Он тут же пустил нож в дело: криво и с трудом откромсал лоскут от грубейшей задубелой мешковины, которую Соня придерживала в процессе. Потом, как получилось, располовинил лоскут, после чего обессилел и сказал, что должен несколько минут подремать.
Ну а Соня в это время, полная благодарности, не жалея рук, выдирала из края ткани толстые нити, связывала эти края за торчащие махры, а из выдернутого наскоро сплела косички. Они стали лямками для заплечных мешков - ненадёжными и неодинаковой длины. Рукоделие тоже не являлось её сильной стороной, но Мартын снова ничего не сказал.
Они наполнили свои нелепые сумки странной крупой, взяли, сколько могли, в руки, в карманы, и покинули «базу гигантов», чтобы больше ничего подобного на пути не встретить.
- Если в Лесошишенске время идёт с той же скоростью, как и у нас... нас там ведь ищут?
- Нас ищут. А её - никто.
2.
Уроки выживания
1.
читать дальшеСкрючилась на земле и ждёт, обнимая деревце – ребёнка гигантской сосны, вглядывается сквозь длинные травины в одно и то же место. Солнце палит, взрослые сосны горят медно, весело. И снова неодолимая ассоциация места с уже знакомым: на этот раз мерещится дом отдыха. Вон там должна быть плиточная дорожка, резные скульптурки, фонтанчик. Маленькие срубы, медовые, декоративные, с верандочками, условно похожие на настоящие избы (осы атакуют шоколад на столе). Но если перестать прищуриваться, картинка жутенеет: лес беспорядочно распределён по всем направлениям, троп нет. Зато – сруб. Нет, это так не называется. Дощатое строение высотой в несколько этажей, выстроенное как примитивный сарай, и за ним Соня пристально наблюдает, готовясь уловить любое движение. Минут с пятнадцать назад – или как теперь время считается? – это был очередной с начала сегодняшнего дня кошмар. Соня решила, что они сделали круг и вернулись к сараю с призраками! Это катастрофа была бы. Но домище не тот. По той же схеме выстроенный, того же размера, но в другом месте. С полностью распахнутой дверью, в отличие от первого, и без навеса перед ней. Он попался им по дороге, той, что определил для них Мартын.
Мартын сказал: сиди, а я разведаю. Зачем, спросила Соня – она считала, что отсюда надо бежать без оглядки. Точнее, уходить, какой там бежать. Но он не понял, как можно проигнорировать артефакт. Разве нет насущной необходимости собирать как можно больше сведений о мире, где оказались? Разве не может такой вопиющий объект иметь прямое отношение к их главной цели? На призраков Мартын хмыкнул.
Сказал, что осторожно обойдёт кругом и посмотрит, нет ли кого.

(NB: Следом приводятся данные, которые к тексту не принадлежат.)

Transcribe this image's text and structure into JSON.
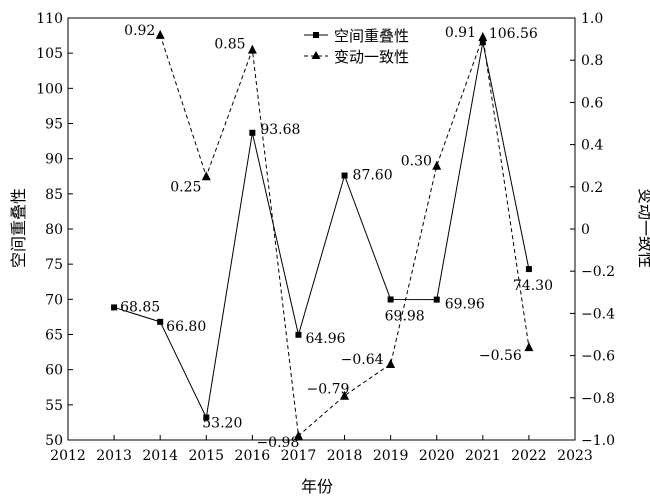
{
  "chart_data": {
    "type": "line",
    "xlabel": "年份",
    "ylabel_left": "空间重叠性",
    "ylabel_right": "变动一致性",
    "x_ticks": [
      "2012",
      "2013",
      "2014",
      "2015",
      "2016",
      "2017",
      "2018",
      "2019",
      "2020",
      "2021",
      "2022",
      "2023"
    ],
    "x_range": [
      2012,
      2023
    ],
    "y_left_ticks": [
      "50",
      "55",
      "60",
      "65",
      "70",
      "75",
      "80",
      "85",
      "90",
      "95",
      "100",
      "105",
      "110"
    ],
    "y_left_range": [
      50,
      110
    ],
    "y_right_ticks": [
      "−1.0",
      "−0.8",
      "−0.6",
      "−0.4",
      "−0.2",
      "0",
      "0.2",
      "0.4",
      "0.6",
      "0.8",
      "1.0"
    ],
    "y_right_range": [
      -1.0,
      1.0
    ],
    "legend_position": "top-center",
    "grid": false,
    "series": [
      {
        "name": "空间重叠性",
        "axis": "left",
        "line_style": "solid",
        "marker": "square",
        "x": [
          2013,
          2014,
          2015,
          2016,
          2017,
          2018,
          2019,
          2020,
          2021,
          2022
        ],
        "values": [
          68.85,
          66.8,
          53.2,
          93.68,
          64.96,
          87.6,
          69.98,
          69.96,
          106.56,
          74.3
        ],
        "labels": [
          "68.85",
          "66.80",
          "53.20",
          "93.68",
          "64.96",
          "87.60",
          "69.98",
          "69.96",
          "106.56",
          "74.30"
        ]
      },
      {
        "name": "变动一致性",
        "axis": "right",
        "line_style": "dashed",
        "marker": "triangle",
        "x": [
          2014,
          2015,
          2016,
          2017,
          2018,
          2019,
          2020,
          2021,
          2022
        ],
        "values": [
          0.92,
          0.25,
          0.85,
          -0.98,
          -0.79,
          -0.64,
          0.3,
          0.91,
          -0.56
        ],
        "labels": [
          "0.92",
          "0.25",
          "0.85",
          "−0.98",
          "−0.79",
          "−0.64",
          "0.30",
          "0.91",
          "−0.56"
        ]
      }
    ]
  }
}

А Соня пусть сидит ниже травы. Ну, отдыхает. Последнее слово окончило короткое препирательство, порождённое пережитыми с утра страхами. Сил уже не было.
«Я твой инструктор по выживанию, будешь делать всё, что скажу, иначе кранты», вчера он так сказал. Соня решила для себя, что будет слушаться беспрекословно. Может быть это больше психологический костыль, а командный тон Мартына вселяет не подкреплённую здравым смыслом уверенность в абсолютной пользе от дисциплины, но да, она будет слушаться, так как на собственной шкуре убедилась, что смерть идёт за ними по пятам.

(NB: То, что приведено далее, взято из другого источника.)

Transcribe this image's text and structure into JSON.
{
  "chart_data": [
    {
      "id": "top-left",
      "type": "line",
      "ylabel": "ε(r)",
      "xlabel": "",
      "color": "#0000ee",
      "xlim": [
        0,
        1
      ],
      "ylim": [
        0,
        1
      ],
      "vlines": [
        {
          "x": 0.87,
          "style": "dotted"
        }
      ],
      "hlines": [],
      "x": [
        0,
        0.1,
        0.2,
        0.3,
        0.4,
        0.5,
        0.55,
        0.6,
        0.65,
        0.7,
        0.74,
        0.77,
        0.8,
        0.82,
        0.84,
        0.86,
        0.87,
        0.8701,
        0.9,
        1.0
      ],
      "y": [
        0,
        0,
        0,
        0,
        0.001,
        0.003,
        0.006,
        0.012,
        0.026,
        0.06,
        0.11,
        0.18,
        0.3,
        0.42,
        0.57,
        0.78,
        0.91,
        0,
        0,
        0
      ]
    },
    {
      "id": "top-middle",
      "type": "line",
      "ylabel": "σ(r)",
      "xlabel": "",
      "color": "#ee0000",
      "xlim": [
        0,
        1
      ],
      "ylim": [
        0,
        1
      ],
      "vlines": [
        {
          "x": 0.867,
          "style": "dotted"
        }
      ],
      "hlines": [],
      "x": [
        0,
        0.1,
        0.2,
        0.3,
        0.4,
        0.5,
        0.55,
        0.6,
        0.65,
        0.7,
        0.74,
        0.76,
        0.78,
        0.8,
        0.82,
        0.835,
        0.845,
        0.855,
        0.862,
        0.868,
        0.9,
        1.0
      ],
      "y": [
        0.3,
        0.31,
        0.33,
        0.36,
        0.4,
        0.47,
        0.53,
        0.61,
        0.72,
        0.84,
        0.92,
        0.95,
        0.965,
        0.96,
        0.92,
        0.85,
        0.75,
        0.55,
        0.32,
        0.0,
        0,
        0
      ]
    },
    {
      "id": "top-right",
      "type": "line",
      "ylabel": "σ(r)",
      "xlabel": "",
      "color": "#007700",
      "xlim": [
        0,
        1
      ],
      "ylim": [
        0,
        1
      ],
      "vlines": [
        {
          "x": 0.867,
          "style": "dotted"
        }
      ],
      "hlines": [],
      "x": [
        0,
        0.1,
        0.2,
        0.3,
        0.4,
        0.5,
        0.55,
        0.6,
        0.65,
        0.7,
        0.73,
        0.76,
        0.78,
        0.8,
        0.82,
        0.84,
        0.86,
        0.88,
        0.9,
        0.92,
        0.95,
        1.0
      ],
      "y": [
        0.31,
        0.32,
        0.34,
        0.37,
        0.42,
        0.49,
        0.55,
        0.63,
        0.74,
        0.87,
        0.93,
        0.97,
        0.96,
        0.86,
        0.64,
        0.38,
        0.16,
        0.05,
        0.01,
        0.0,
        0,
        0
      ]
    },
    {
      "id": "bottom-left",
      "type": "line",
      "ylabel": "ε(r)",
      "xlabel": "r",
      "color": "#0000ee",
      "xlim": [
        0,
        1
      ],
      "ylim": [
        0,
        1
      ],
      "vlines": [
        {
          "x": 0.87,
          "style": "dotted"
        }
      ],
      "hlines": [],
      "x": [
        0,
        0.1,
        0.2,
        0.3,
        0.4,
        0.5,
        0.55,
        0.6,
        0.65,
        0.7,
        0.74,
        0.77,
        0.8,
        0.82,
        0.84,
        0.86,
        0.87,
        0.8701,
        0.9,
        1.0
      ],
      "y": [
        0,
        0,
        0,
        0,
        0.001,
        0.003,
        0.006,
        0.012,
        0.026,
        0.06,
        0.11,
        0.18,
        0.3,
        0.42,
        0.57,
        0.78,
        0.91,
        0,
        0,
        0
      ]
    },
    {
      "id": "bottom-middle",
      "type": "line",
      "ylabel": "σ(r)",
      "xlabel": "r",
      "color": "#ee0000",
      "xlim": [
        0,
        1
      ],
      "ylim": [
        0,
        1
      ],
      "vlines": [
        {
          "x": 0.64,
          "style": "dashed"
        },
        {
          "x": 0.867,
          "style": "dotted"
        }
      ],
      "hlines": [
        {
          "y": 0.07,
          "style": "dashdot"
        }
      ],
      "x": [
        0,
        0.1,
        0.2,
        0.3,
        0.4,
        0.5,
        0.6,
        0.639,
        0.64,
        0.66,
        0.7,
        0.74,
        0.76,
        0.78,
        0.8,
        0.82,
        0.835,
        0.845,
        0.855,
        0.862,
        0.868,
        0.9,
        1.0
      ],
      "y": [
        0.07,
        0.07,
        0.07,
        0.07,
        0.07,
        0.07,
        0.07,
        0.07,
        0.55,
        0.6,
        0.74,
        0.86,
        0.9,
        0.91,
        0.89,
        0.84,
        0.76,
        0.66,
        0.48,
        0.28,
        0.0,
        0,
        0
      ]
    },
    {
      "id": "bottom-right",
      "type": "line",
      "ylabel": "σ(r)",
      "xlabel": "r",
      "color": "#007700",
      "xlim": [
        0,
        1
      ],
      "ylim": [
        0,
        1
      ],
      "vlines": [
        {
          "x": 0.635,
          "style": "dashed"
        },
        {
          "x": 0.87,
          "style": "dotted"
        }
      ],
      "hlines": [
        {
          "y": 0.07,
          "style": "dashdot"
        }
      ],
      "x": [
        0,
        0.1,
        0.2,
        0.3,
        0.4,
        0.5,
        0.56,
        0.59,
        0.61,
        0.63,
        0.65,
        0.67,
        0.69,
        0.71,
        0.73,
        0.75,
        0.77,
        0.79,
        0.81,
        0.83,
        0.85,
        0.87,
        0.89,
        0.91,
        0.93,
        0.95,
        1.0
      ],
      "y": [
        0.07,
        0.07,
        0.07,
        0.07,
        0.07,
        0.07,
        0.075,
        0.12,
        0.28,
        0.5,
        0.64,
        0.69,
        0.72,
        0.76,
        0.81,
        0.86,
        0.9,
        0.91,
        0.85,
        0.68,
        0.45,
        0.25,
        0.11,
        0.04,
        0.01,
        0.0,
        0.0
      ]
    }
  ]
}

В момент пробуждения она не помнила своих клятв, своего имени и ничего о том, где и зачем оказалась. Почему кто-то настойчиво повторяет «Соня вставай уже, вставай», почему нельзя спать дальше, ведь она только-только нашла, как свернуться в терпимо удобный комочек, только что согрелась немного? Почему она в одежде и голодна, в жизни такого под утро не случалось. И почему держится за какой-то пучок верёвочек, помня, что это важно, но не чем это важно? Голос гундел, погоняя, и вот Соня с не первой попытки поднимается с четверенек, боль просекает спину… только не заставляйте распрямиться до конца! Боль в стопе, когда натыкается на острое; качается вперёд и летит в бездну, с глазами из песка. Мартын, который уныло и терпеливо наблюдал мучительное возвращение, был вынужден скорректировать Сонино падение, словить её и прислонить к дереву. Соня тотчас сползла на корточки, накрепко обнимая плечи руками.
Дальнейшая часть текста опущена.